More than 50 Singapore-based investors in U.K. developer EcoHouse met with lawyers last week to discuss the best course of action in an attempt to recover some or all of their investment.
The meeting, which took place at the Caledonian Club, highlighted confusion about the company which sold anything between 700 and 2,000 Brazil social housing investments to Singapore property investors with the promise of up to 20 percent returns in 12 months.
The “information-sharing exercise” allowed investors to understand the ramifications of EchoHouse being placed into either administration or liquidation, and the fact that unsecured creditors would be unable to take action against in such a scenario.
Most attendees agreed that collective action would be the best way to proceed, and PropertyGuru is aware of at least six cases of legal action being taken against the company from around the world, not only from Asia-Pacific.
It is understood that EcoHouse has recently been reported to the Singapore Police for alleged fraud, and many real estate firms that have been promoting EcoHouse investments around the world are alleging non-payment of commissions and are also taking legal action.

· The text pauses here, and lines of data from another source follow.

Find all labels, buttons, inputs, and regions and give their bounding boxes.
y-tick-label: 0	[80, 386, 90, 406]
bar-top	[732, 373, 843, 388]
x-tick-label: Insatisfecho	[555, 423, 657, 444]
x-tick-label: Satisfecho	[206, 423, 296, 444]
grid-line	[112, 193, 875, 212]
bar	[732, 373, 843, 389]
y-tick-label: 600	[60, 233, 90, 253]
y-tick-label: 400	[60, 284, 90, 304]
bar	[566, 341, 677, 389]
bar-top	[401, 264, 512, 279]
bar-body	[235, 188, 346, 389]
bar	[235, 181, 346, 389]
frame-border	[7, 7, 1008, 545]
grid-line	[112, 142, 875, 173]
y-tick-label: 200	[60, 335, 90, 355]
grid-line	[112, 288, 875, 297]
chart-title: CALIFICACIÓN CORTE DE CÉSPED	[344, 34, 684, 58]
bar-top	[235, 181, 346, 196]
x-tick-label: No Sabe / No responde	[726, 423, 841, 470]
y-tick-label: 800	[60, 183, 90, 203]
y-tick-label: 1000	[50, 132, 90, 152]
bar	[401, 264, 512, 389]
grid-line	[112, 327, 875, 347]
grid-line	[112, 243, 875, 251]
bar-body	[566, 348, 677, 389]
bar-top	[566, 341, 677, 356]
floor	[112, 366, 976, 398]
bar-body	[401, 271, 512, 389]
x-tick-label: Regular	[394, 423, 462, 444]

Other law firms are believed to be attempting to mount a class action for affected investors and companies owed money by EcoHouse, including law firms in other parts of Southeast Asia, Australia and Canada.

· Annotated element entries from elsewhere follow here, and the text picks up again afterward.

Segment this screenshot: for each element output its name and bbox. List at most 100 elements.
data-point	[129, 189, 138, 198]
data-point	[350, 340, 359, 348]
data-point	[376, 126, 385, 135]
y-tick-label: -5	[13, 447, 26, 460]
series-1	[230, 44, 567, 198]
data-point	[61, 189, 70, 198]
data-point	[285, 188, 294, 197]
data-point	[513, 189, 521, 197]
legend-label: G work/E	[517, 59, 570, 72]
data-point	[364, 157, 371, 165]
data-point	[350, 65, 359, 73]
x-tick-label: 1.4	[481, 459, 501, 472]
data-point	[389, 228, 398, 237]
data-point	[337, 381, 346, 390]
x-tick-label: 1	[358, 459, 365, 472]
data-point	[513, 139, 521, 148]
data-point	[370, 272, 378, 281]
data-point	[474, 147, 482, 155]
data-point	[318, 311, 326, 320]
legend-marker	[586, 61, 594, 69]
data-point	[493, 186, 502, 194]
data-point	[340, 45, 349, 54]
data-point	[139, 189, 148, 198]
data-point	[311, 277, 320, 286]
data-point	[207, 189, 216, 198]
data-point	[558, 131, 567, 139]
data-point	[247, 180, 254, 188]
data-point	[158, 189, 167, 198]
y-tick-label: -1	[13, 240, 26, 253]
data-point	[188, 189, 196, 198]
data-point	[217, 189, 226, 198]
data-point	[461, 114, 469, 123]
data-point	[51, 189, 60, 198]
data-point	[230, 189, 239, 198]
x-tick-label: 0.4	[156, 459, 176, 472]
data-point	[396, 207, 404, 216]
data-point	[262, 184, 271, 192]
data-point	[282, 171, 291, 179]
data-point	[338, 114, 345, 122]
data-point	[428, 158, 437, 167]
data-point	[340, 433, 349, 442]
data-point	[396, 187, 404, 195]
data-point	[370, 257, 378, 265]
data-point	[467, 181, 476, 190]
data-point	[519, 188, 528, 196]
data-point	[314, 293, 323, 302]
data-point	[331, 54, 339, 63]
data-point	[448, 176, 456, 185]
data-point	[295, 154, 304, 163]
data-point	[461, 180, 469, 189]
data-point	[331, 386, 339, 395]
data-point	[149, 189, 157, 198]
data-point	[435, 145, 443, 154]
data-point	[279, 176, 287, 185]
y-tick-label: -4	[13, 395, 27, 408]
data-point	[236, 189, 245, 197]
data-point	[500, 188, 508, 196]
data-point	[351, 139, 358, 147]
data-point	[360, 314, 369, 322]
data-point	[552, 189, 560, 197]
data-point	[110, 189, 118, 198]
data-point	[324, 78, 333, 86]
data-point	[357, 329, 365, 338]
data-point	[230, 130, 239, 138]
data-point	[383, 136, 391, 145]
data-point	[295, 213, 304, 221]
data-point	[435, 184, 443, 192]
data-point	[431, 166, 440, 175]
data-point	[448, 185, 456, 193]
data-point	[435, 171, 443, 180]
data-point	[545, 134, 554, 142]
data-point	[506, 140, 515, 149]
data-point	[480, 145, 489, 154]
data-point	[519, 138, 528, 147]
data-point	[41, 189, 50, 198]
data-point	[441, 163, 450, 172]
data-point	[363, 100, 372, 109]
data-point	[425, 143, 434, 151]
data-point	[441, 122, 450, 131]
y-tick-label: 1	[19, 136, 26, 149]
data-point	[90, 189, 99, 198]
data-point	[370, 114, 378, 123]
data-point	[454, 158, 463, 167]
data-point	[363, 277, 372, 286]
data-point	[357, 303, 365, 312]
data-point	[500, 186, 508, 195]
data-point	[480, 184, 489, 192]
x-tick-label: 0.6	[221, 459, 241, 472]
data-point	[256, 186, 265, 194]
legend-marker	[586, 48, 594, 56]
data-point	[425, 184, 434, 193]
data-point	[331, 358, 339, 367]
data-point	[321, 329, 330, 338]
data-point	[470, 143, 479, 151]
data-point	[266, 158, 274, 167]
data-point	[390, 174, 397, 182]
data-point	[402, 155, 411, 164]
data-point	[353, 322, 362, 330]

EcoHouse has failed to respond to countless emails and phone calls from PropertyGuru over the last two months. According to official U.K. government records the company was still active yesterday (Friday) although is two months late filing its annual accounts, which were due in mid-September.
The company was selling social housing investments in the Natal area of north east Brazil to investors around the world for the equivilent of S$46,000 with the promise of up to 20 percent returns within 12 months.